Ils souhaitent également contrer toute nouvelle mesure de démantèlement. L'Alliance s'oppose par ailleurs à la «tactique du salami visant à affaiblir le service civil». En cette période de pénurie de personnel soignant, de surmenage des enseignants et de crise de la biodiversité, l'engagement des civilistes reste «indispensable» aux yeux des opposants. Il s'agira désormais de «repousser d'autres attaques contre le service civil», à l'image du projet de fusion du service civil avec la Protection civile, soulignent-ils.
L'Alliance reproche par ailleurs à la majorité bourgeoise au Parlement fédéral d'avoir «monté le service civil et l'armée l'un contre l'autre. Et ce, alors même que l'armée affiche des effectifs excédentaires.»
«Difficile de faire campagne»
Interrogé par Keystone-ATS, le conseiller aux Etats Fabien Fivaz (Vert-e-s/NE) s'est dit «extrêmement déçu» du résultat. Toutefois, «cela montre qu'il y a une partie importante de la population, presque la moitié, qui est très attachée au service civil», a-t-il expliqué, avant d'ajouter: «C'était difficile de faire campagne. La plupart des moyens et les médias étaient plutôt focalisés sur l'initiative de l'UDC.»
Le président des Jeunes Vert-e-s Sheldon Masseraz s'est, lui, dit inquiet de la perte probable de 40% de civilistes, «si le projet est vraiment mis en oeuvre comme l'entend le Conseil fédéral. C'est plus une perte pour le service civil qu'un avantage pour l'armée», a-t-il déclaré à Keystone-ATS. Il a estimé que la situation géopolitique incertaine avait certainement joué un rôle dans ce vote.
Le Parti socialiste s'inquiète des «conséquences dramatiques» du oui «pour les écoles, les maisons de retraite et les petites exploitations agricoles», qui dépendent fortement de l'aide des civilistes. A ses yeux, il faut continuer de garantir le droit au service civil sans examen de conscience.
«Dérives» corrigées
Les partisans de la réforme se sont eux réjouis du maintien des effectifs de l'armée et du signal envoyé en faveur de la politique de sécurité de la Suisse.
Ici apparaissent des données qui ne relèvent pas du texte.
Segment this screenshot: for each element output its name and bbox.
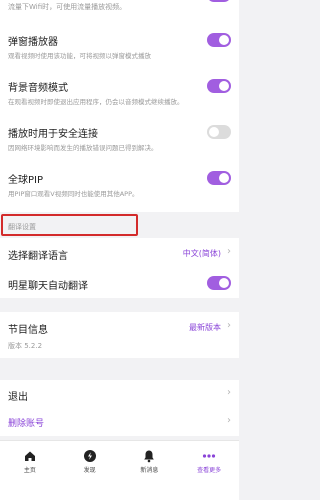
tab-discover[interactable]: 发现 [60,441,120,500]
background-audio-desc: 在观看视频时即使退出应用程序，仍会以音频模式继续播放。 [8,98,184,106]
delete-account-label: 删除账号 [8,419,45,429]
tab-home-label: 主页 [23,467,36,474]
tab-more-label: 查看更多 [197,467,222,474]
wifi-playback-toggle[interactable] [207,0,231,2]
translation-language-row[interactable]: 选择翻译语言 中文(简体) › [0,238,239,268]
more-dots-icon [203,454,216,458]
exit-label: 退出 [8,392,28,403]
global-pip-title: 全球PIP [8,175,44,186]
highlight-annotation-box [1,214,138,236]
program-info-title: 节目信息 [8,325,48,336]
global-pip-toggle[interactable] [207,171,231,185]
auto-translate-row: 明星聊天自动翻译 [0,268,239,298]
background-audio-title: 背景音频模式 [8,83,68,94]
secure-connection-toggle[interactable] [207,125,231,139]
tab-notifications[interactable]: 新消息 [120,441,180,500]
wifi-playback-desc: 流量下Wifi时，可使用流量播放视频。 [8,3,127,11]
account-card: 退出 › 删除账号 › [0,380,239,436]
playback-settings-card: 流量下Wifi时，可使用流量播放视频。 弹窗播放器 观看视频时使用该功能，可将视… [0,0,239,212]
chevron-right-icon: › [227,320,231,331]
tab-more[interactable]: 查看更多 [179,441,239,500]
background-audio-setting: 背景音频模式 在观看视频时即使退出应用程序，仍会以音频模式继续播放。 [0,72,239,112]
wifi-playback-setting: 流量下Wifi时，可使用流量播放视频。 [0,0,239,22]
exit-row[interactable]: 退出 › [0,380,239,408]
version-text: 版本 5.2.2 [8,342,43,350]
chevron-right-icon: › [227,415,231,426]
latest-version-badge: 最新版本 [189,323,221,332]
popup-player-desc: 观看视频时使用该功能，可将视频以弹窗模式播放 [8,52,151,60]
translation-language-label: 选择翻译语言 [8,251,68,262]
toggle-knob [219,173,229,183]
background-audio-toggle[interactable] [207,79,231,93]
translation-settings-card: 选择翻译语言 中文(简体) › 明星聊天自动翻译 [0,238,239,298]
toggle-knob [219,278,229,288]
tab-home[interactable]: 主页 [0,441,60,500]
toggle-knob [219,35,229,45]
secure-connection-desc: 因网络环境影响而发生的播放错误问题已得到解决。 [8,144,158,152]
tab-discover-label: 发现 [83,467,96,474]
translation-language-value: 中文(简体) [182,249,221,258]
popup-player-title: 弹窗播放器 [8,37,58,48]
chevron-right-icon: › [227,387,231,398]
discover-icon [83,450,96,462]
bell-icon [144,450,155,463]
delete-account-row[interactable]: 删除账号 › [0,408,239,436]
toggle-knob [209,127,219,137]
auto-translate-toggle[interactable] [207,276,231,290]
toggle-knob [219,81,229,91]
global-pip-setting: 全球PIP 用PIP窗口观看V视频同时也能使用其他APP。 [0,164,239,204]
tab-notifications-label: 新消息 [140,467,159,474]
global-pip-desc: 用PIP窗口观看V视频同时也能使用其他APP。 [8,190,139,198]
secure-connection-setting: 播放时用于安全连接 因网络环境影响而发生的播放错误问题已得到解决。 [0,118,239,158]
auto-translate-label: 明星聊天自动翻译 [8,281,88,292]
program-info-card[interactable]: 节目信息 最新版本 › 版本 5.2.2 [0,312,239,358]
bottom-tab-bar: 主页 发现 新消息 查看更多 [0,440,239,500]
home-icon [24,451,35,461]
secure-connection-title: 播放时用于安全连接 [8,129,98,140]
popup-player-setting: 弹窗播放器 观看视频时使用该功能，可将视频以弹窗模式播放 [0,26,239,66]
chevron-right-icon: › [227,246,231,257]
popup-player-toggle[interactable] [207,33,231,47]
Selon l'Alliance Sécurité suisse, le peuple a voté pour une Suisse sûre et capable de se défendre. «Ce projet corrige les dérives de ces dernières années, rétablit l’égalité constitutionnelle en matière de service militaire et constitue une première étape décisive pour garantir à long terme les effectifs de l’armée et de la Protection civile», souligne-t-elle dans un communiqué.
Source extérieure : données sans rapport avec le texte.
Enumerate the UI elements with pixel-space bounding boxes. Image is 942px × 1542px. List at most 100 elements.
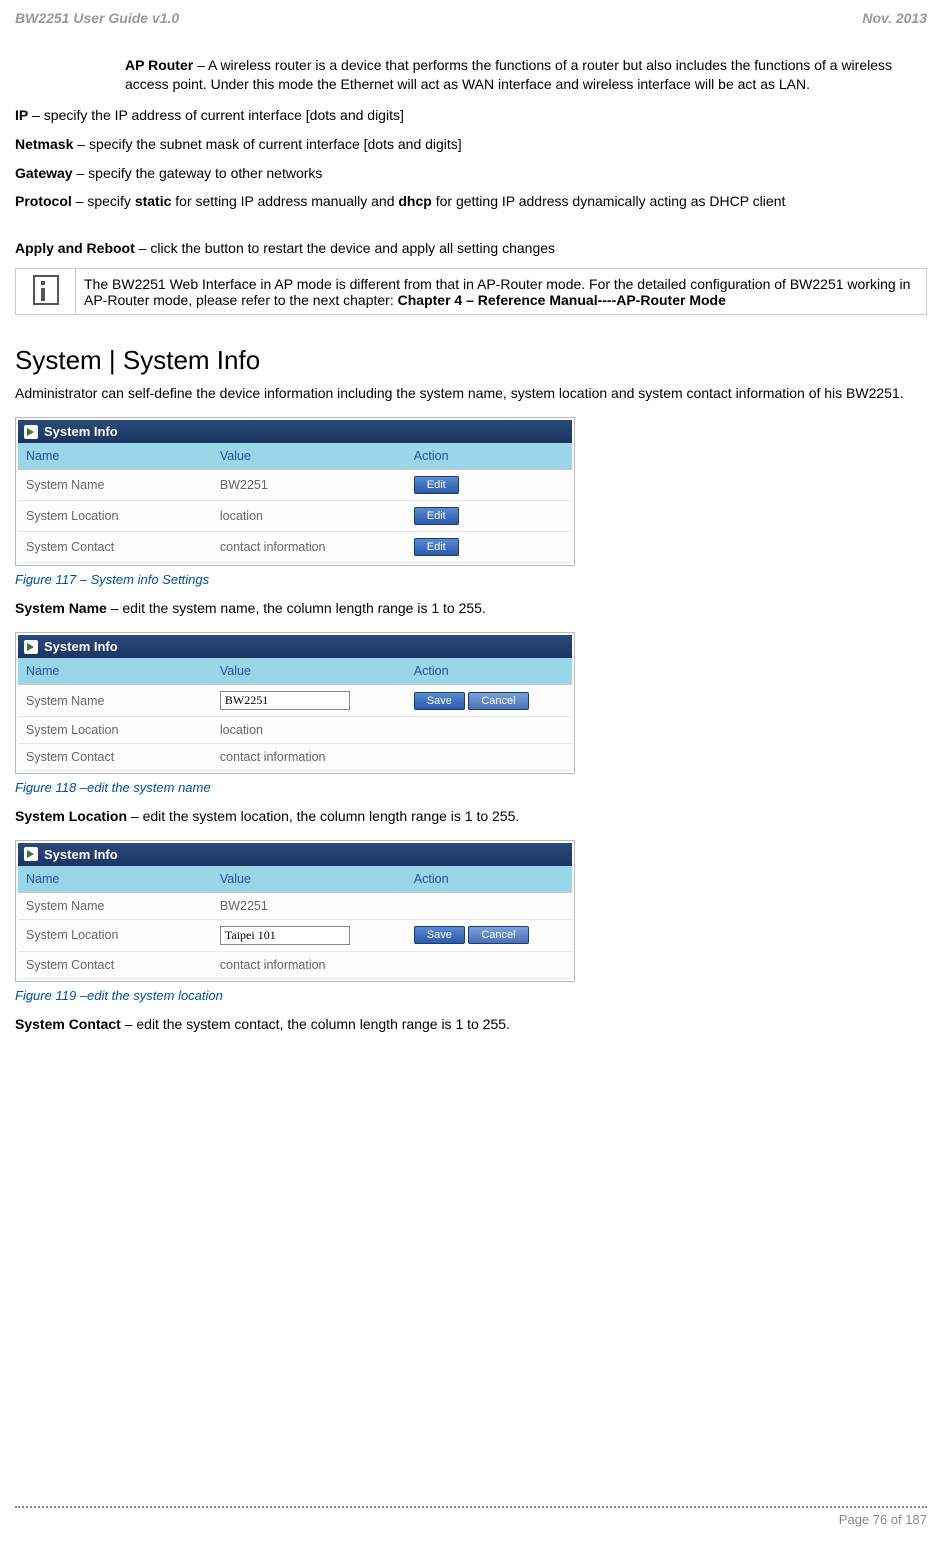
cell-name: System Location	[18, 501, 212, 532]
col-value: Value	[212, 443, 406, 470]
note-bold: Chapter 4 – Reference Manual----AP-Route…	[398, 292, 726, 308]
table-row: System Location Save Cancel	[18, 919, 572, 951]
ip-text: – specify the IP address of current inte…	[28, 107, 404, 123]
system-name-input[interactable]	[220, 691, 350, 710]
ap-router-label: AP Router	[125, 57, 193, 73]
col-action: Action	[406, 443, 572, 470]
cell-name: System Name	[18, 892, 212, 919]
apply-para: Apply and Reboot – click the button to r…	[15, 239, 927, 258]
cell-name: System Location	[18, 919, 212, 951]
netmask-label: Netmask	[15, 136, 73, 152]
sysloc-label: System Location	[15, 808, 127, 824]
cell-value: BW2251	[212, 892, 406, 919]
apply-label: Apply and Reboot	[15, 240, 135, 256]
panel-header: System Info	[18, 635, 572, 658]
sysname-para: System Name – edit the system name, the …	[15, 599, 927, 618]
col-action: Action	[406, 658, 572, 685]
arrow-icon	[24, 425, 38, 439]
cell-value: location	[212, 501, 406, 532]
cell-value: contact information	[212, 951, 406, 978]
panel-title: System Info	[44, 424, 118, 439]
panel-title: System Info	[44, 639, 118, 654]
cell-name: System Name	[18, 470, 212, 501]
cancel-button[interactable]: Cancel	[468, 926, 528, 944]
figure-caption-118: Figure 118 –edit the system name	[15, 780, 927, 795]
save-button[interactable]: Save	[414, 926, 465, 944]
cell-name: System Contact	[18, 951, 212, 978]
table-row: System Location location Edit	[18, 501, 572, 532]
gateway-para: Gateway – specify the gateway to other n…	[15, 164, 927, 183]
note-text-cell: The BW2251 Web Interface in AP mode is d…	[76, 269, 927, 315]
protocol-text-3: for getting IP address dynamically actin…	[432, 193, 786, 209]
arrow-icon	[24, 640, 38, 654]
protocol-text-1: – specify	[72, 193, 135, 209]
sysloc-para: System Location – edit the system locati…	[15, 807, 927, 826]
col-value: Value	[212, 658, 406, 685]
col-value: Value	[212, 866, 406, 893]
figure-caption-117: Figure 117 – System info Settings	[15, 572, 927, 587]
panel-header: System Info	[18, 843, 572, 866]
note-box: The BW2251 Web Interface in AP mode is d…	[15, 268, 927, 315]
screenshot-fig117: System Info Name Value Action System Nam…	[15, 417, 575, 566]
table-row: System Location location	[18, 717, 572, 744]
screenshot-fig118: System Info Name Value Action System Nam…	[15, 632, 575, 774]
section-intro: Administrator can self-define the device…	[15, 384, 927, 403]
cancel-button[interactable]: Cancel	[468, 692, 528, 710]
sysloc-text: – edit the system location, the column l…	[127, 808, 519, 824]
cell-value: location	[212, 717, 406, 744]
gateway-text: – specify the gateway to other networks	[73, 165, 323, 181]
header-right: Nov. 2013	[862, 10, 927, 26]
system-info-table: Name Value Action System Name Save Cance…	[18, 658, 572, 771]
apply-text: – click the button to restart the device…	[135, 240, 555, 256]
edit-button[interactable]: Edit	[414, 507, 459, 525]
cell-value: BW2251	[212, 470, 406, 501]
screenshot-fig119: System Info Name Value Action System Nam…	[15, 840, 575, 982]
syscontact-para: System Contact – edit the system contact…	[15, 1015, 927, 1034]
ip-para: IP – specify the IP address of current i…	[15, 106, 927, 125]
section-heading: System | System Info	[15, 345, 927, 376]
syscontact-label: System Contact	[15, 1016, 121, 1032]
table-row: System Name BW2251 Edit	[18, 470, 572, 501]
cell-name: System Location	[18, 717, 212, 744]
save-button[interactable]: Save	[414, 692, 465, 710]
table-row: System Contact contact information	[18, 951, 572, 978]
header-left: BW2251 User Guide v1.0	[15, 10, 179, 26]
sysname-text: – edit the system name, the column lengt…	[107, 600, 486, 616]
col-name: Name	[18, 658, 212, 685]
cell-value: contact information	[212, 532, 406, 563]
table-row: System Contact contact information	[18, 744, 572, 771]
cell-name: System Contact	[18, 532, 212, 563]
cell-name: System Contact	[18, 744, 212, 771]
panel-header: System Info	[18, 420, 572, 443]
page-header: BW2251 User Guide v1.0 Nov. 2013	[15, 10, 927, 26]
protocol-static: static	[135, 193, 172, 209]
syscontact-text: – edit the system contact, the column le…	[121, 1016, 510, 1032]
cell-value: contact information	[212, 744, 406, 771]
system-info-table: Name Value Action System Name BW2251 Edi…	[18, 443, 572, 563]
cell-name: System Name	[18, 685, 212, 717]
footer-divider	[15, 1506, 927, 1508]
gateway-label: Gateway	[15, 165, 73, 181]
table-row: System Name BW2251	[18, 892, 572, 919]
ap-router-para: AP Router – A wireless router is a devic…	[125, 56, 907, 94]
edit-button[interactable]: Edit	[414, 476, 459, 494]
page-number: Page 76 of 187	[15, 1512, 927, 1527]
netmask-text: – specify the subnet mask of current int…	[73, 136, 461, 152]
col-action: Action	[406, 866, 572, 893]
table-row: System Contact contact information Edit	[18, 532, 572, 563]
page-footer: Page 76 of 187	[15, 1506, 927, 1527]
arrow-icon	[24, 847, 38, 861]
info-icon-cell	[16, 269, 76, 315]
protocol-para: Protocol – specify static for setting IP…	[15, 192, 927, 211]
protocol-label: Protocol	[15, 193, 72, 209]
info-icon	[33, 275, 59, 305]
figure-caption-119: Figure 119 –edit the system location	[15, 988, 927, 1003]
panel-title: System Info	[44, 847, 118, 862]
netmask-para: Netmask – specify the subnet mask of cur…	[15, 135, 927, 154]
col-name: Name	[18, 443, 212, 470]
table-row: System Name Save Cancel	[18, 685, 572, 717]
ap-router-text: – A wireless router is a device that per…	[125, 57, 892, 92]
sysname-label: System Name	[15, 600, 107, 616]
edit-button[interactable]: Edit	[414, 538, 459, 556]
system-location-input[interactable]	[220, 926, 350, 945]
Le président de l'Association des sociétés militaires suisses Stefan Holenstein se réjouit lui aussi du oui sorti des urnes. «Nous devons préserver les ressources de l'armée. Nous perdons en réalité une brigade chaque année», a-t-il réagi au micro de la radio-télévision alémanique SRF. «Grâce à cette révision, nous pourrons combler ce manque.» M. Holenstein admet que l'armée n'est pas toujours «décontractée et attrayante». Mais elle a un sens.
«Pas un menu à la carte»
«Le service civil sera bien entendu maintenu, mais la décision du jour garantit que l’obligation de servir ne devienne pas un menu à la carte», souligne pour sa part le PLR.
Le Centre ajoute que «la sécurité ne va plus de soi. La situation en Europe montre à quel point une armée opérationnelle et des structures fiables sont importantes pour notre pays.» Il ne s'agit pas d'opposer l'armée au service civil, mais de garantir un système global qui fonctionne, selon le parti.